IEP (Individualized Education Program)
Students may benefit from graphic organizers that scaffold the relationship between plant characteristics, design principles, and landscaping decisions, reducing the cognitive load of holding multiple concepts at once. For hands-on tasks such as creating floral arrangements or plant pressings, breaking the process into clearly numbered steps with visual models of the expected outcome supports independent completion. Budget-based design work can be supported by providing simplified calculation templates and allowing oral explanation of design choices in place of extended written responses. Journals documenting biodiversity data may include pre-formatted recording sheets with labeled sections to support organization and reduce barriers to capturing field observations.
Section 504
Extended time should be available for the landscaping design project and biodiversity reports, particularly where budget calculations and written analysis are required. Preferential seating during outdoor transect activities and reduced-distraction workspace during design and labeling tasks support sustained focus.
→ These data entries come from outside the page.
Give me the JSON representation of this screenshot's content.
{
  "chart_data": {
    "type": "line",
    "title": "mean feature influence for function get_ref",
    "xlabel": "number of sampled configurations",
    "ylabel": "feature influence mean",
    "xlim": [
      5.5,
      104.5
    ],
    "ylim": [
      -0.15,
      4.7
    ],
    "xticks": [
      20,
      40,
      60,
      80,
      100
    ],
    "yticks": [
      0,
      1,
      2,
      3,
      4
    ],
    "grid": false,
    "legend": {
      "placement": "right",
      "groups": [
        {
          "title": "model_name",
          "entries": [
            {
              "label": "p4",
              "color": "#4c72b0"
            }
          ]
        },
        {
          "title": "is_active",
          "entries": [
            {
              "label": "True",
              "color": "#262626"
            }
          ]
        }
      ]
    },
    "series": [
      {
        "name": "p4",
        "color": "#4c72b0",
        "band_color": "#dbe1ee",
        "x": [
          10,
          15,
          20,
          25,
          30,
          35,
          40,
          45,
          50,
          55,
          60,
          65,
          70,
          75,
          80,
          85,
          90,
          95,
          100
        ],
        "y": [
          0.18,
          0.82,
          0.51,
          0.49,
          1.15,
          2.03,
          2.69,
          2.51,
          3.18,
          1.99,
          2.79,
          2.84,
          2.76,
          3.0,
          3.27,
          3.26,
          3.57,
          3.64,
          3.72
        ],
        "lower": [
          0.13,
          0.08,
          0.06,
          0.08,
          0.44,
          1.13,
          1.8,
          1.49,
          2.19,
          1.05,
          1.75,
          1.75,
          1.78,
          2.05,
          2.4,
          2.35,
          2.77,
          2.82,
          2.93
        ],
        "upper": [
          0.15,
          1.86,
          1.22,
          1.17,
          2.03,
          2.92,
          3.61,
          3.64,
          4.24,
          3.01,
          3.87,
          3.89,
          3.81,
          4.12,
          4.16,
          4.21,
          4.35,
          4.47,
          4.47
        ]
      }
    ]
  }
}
Students who experience fatigue or attention challenges benefit from chunked work sessions with clear checkpoints during multi-step projects such as the plant collection and portfolio.
ELL / MLL
Visual supports such as labeled diagrams of flower parts, plant categories, and design principles help bridge content vocabulary with comprehension, and a running word bank specific to horticulture and ecology should be available throughout the unit. Directions for field and design activities should be given in short, clear steps, and students should be invited to retell instructions in their own words before beginning. Home language resources, bilingual plant identification apps, or picture-based field guides can support species identification during transect work, making the science accessible while students continue developing English proficiency.
At Risk (RTI)
Connecting new content to familiar plants, gardens, or green spaces from students' own neighborhoods provides a meaningful entry point into horticulture and biodiversity concepts. Complexity in the landscaping design and biodiversity report can be adjusted so students focus on a smaller number of plants or design elements, ensuring they demonstrate understanding of core concepts before expanding scope. Frequent check-ins during multi-step projects help students stay on track and experience early success, which builds confidence for the more open-ended creative and scientific tasks in this unit.
Gifted & Talented
Students ready for greater depth can explore the ecological relationships within their biodiversity transect data, such as analyzing how plant diversity correlates with soil type, light exposure, or human land use patterns. The landscaping design project offers opportunities to research sustainable horticulture practices, native plant selection, or pollinator habitat design, pushing beyond aesthetics into environmental science and systems thinking. Students may also explore the formal conventions of botanical illustration or scientific herbarium documentation, connecting their plant collection to real-world scientific practice and expanding their understanding of how knowledge is recorded and shared across disciplines.